Bram was skeletally thin, long white hair in greasy tails around his skull-like head. His eyes were dark pools, those same black filament capillaries lost in the wrinkles of his cadaver-pale skin. His eyes were bloodshot, the pupils clouded over, but red like the band. In his shock before, Patrick hadn’t taken much in, beyond that flash of recognition. Now he saw it was indeed the man from the portrait, but so much older. He’d seemed elderly in the painting, now he was ancient.

Bram squinted as the covers fell from his bony shoulders. He wore stripy pyjamas. As Patrick got within a few metres, Bram said, “You again?”

The old man’s eyes widened and he hissed, opening his mouth wide to reveal half a dozen blackened teeth in red and bleeding gums. He lifted clawed hands up like he was about to cast a spell even as he surged from the bed with unnatural speed and agility. Patrick felt a harsh dragging on his chest. He remembered the dream when the creature had seemed to draw something out of him. He imagined the band drawing from his friends like that every night.

Let’s feed.

His breath left him and his vision blurred at the edges, like he was about to pass out. Bram continued to hiss, striding towards him, eyes flickering with red light like a fire burned in them.
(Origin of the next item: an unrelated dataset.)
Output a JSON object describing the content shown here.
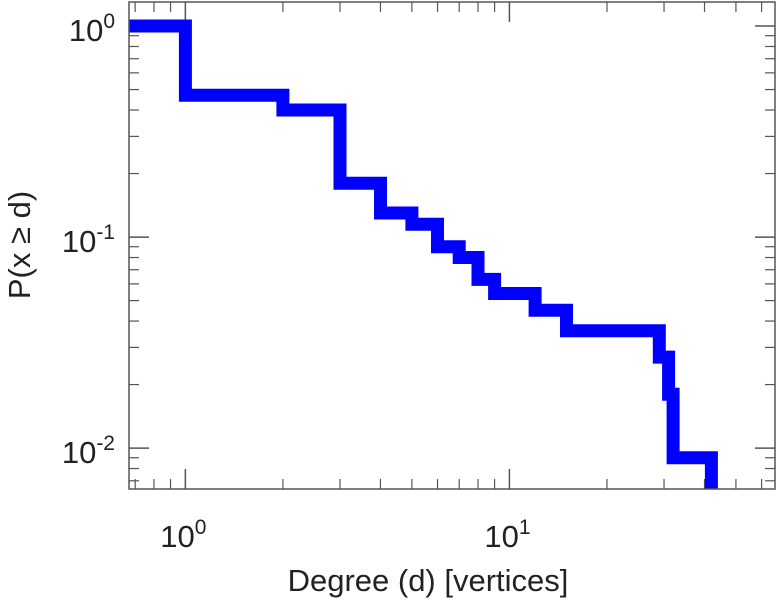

Patrick hauled the knife up and it thunked into the old man’s toast rack chest as the distance between them closed. Bram coughed and wailed a high, thin sound. The sensation of drag eased so suddenly that Patrick nearly fell. He drove forward, pushed the old man back onto the bed. He pulled the knife out and slammed it down again. And again. Something warm spattered his face and the bed clothes blossomed with red stains. Bram’s pyjama top was soaked, the blood dark crimson, and he collapsed back.

The thin, keening wail faded and the old man lay still, head tipped back, red eyes staring sightlessly at the headboard. His mouth remained open in a silent scream.

Patrick staggered back, leaving the knife sticking up from Bram’s chest. He looked at his hands, saw them soaked in blood. “I did it!” he laughed, a thrill rushing through him. “I fucking did it!”

He staggered through the curtain into the old man’s bathroom and turned the taps on, washed his hands in the sink. A small mirror hung from the sloping roof above and he saw a scarlet spray of freckles across his face, even over his lips. He gagged and washed his face, again and again. Eventually he felt clean and thought for a moment he might vomit but swallowed it down.